Cutting-edge contributions intended to guide major decisions on investment and energy policy is relevant for climate change research. This study develops an innovative approach that combines three physical climate simulations (Geophysical Fluid Dynamics Laboratory model, Goddard Institute of Space Studies model, and the United Kingdom Meteorological Office climate model) with a general equilibrium model of global trade in order to study the real economic impacts of climate change. For the most part, climate change projected up to the year 2060 leads to welfare gains in the range of 0.07–1.4%, and welfare losses between 0.04 and 2.2% in some cases. All three climate simulations, point to welfare gains in China and marginal losses in low- and middle-income countries as a result of climate change. These findings underscore the importance of properly accounting for the direct effect of CO2 on crop growth and farm level adaptation, as ignoring these leads to substantial welfare losses in all examined regions.
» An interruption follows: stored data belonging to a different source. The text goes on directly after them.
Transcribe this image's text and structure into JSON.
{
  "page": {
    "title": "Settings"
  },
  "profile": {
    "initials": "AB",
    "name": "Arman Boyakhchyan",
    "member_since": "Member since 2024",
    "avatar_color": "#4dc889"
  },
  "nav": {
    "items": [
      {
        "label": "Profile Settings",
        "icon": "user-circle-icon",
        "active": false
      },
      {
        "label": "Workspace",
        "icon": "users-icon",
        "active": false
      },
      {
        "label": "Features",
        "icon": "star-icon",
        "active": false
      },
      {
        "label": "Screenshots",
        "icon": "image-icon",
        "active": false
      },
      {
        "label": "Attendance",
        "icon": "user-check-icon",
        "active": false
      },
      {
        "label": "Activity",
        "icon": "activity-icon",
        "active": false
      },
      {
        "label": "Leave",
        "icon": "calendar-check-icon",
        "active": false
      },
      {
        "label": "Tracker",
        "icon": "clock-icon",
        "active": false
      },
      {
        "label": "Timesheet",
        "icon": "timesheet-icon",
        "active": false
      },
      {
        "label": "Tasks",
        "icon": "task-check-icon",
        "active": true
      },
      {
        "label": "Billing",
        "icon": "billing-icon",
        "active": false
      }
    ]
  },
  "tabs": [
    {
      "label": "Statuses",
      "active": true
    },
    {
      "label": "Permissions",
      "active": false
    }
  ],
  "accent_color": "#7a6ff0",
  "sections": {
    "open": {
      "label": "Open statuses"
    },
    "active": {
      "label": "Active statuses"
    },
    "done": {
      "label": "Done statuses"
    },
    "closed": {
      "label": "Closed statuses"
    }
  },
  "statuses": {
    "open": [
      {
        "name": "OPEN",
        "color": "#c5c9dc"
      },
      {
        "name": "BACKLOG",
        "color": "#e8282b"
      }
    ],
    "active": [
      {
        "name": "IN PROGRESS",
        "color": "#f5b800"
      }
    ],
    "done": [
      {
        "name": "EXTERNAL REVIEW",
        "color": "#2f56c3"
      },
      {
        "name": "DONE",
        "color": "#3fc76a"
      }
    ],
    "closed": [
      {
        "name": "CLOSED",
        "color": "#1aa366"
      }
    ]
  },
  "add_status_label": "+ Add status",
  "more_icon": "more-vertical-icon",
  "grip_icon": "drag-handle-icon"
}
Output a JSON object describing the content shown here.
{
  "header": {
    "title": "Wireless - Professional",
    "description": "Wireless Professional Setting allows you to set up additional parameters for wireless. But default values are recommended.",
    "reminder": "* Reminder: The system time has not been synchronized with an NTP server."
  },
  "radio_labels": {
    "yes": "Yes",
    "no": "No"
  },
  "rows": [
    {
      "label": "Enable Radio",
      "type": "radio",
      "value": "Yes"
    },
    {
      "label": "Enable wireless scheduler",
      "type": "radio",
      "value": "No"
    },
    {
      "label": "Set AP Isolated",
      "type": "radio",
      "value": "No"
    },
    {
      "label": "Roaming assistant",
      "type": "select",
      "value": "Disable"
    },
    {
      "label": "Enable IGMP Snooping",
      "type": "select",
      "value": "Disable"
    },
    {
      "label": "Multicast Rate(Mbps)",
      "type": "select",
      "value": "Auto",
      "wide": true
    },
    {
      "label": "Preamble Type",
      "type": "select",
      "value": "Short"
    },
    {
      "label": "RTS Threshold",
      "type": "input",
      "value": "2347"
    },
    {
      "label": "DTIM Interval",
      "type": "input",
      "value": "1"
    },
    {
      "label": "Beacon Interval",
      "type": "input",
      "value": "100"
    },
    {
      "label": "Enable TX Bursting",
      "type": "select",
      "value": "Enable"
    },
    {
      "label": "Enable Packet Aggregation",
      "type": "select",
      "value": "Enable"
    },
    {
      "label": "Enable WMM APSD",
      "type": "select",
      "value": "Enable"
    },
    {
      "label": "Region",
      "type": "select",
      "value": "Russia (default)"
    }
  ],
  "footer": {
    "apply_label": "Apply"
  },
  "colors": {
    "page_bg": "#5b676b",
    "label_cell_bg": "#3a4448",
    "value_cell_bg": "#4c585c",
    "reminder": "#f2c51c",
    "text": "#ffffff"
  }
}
While a more systematic trade-off analysis is required for making strong generalizations, the broadest conclusion from the applied models is that, as long as CO2 fertilization effects and farm level adaptation are fairly included with the simulations, global agriculture does not appear to be particularly threatened by climate change. For this reason, agricultural policies aimed at mitigating CO2 emissions but problematic to food security, especially in developing countries, should be treated with caution.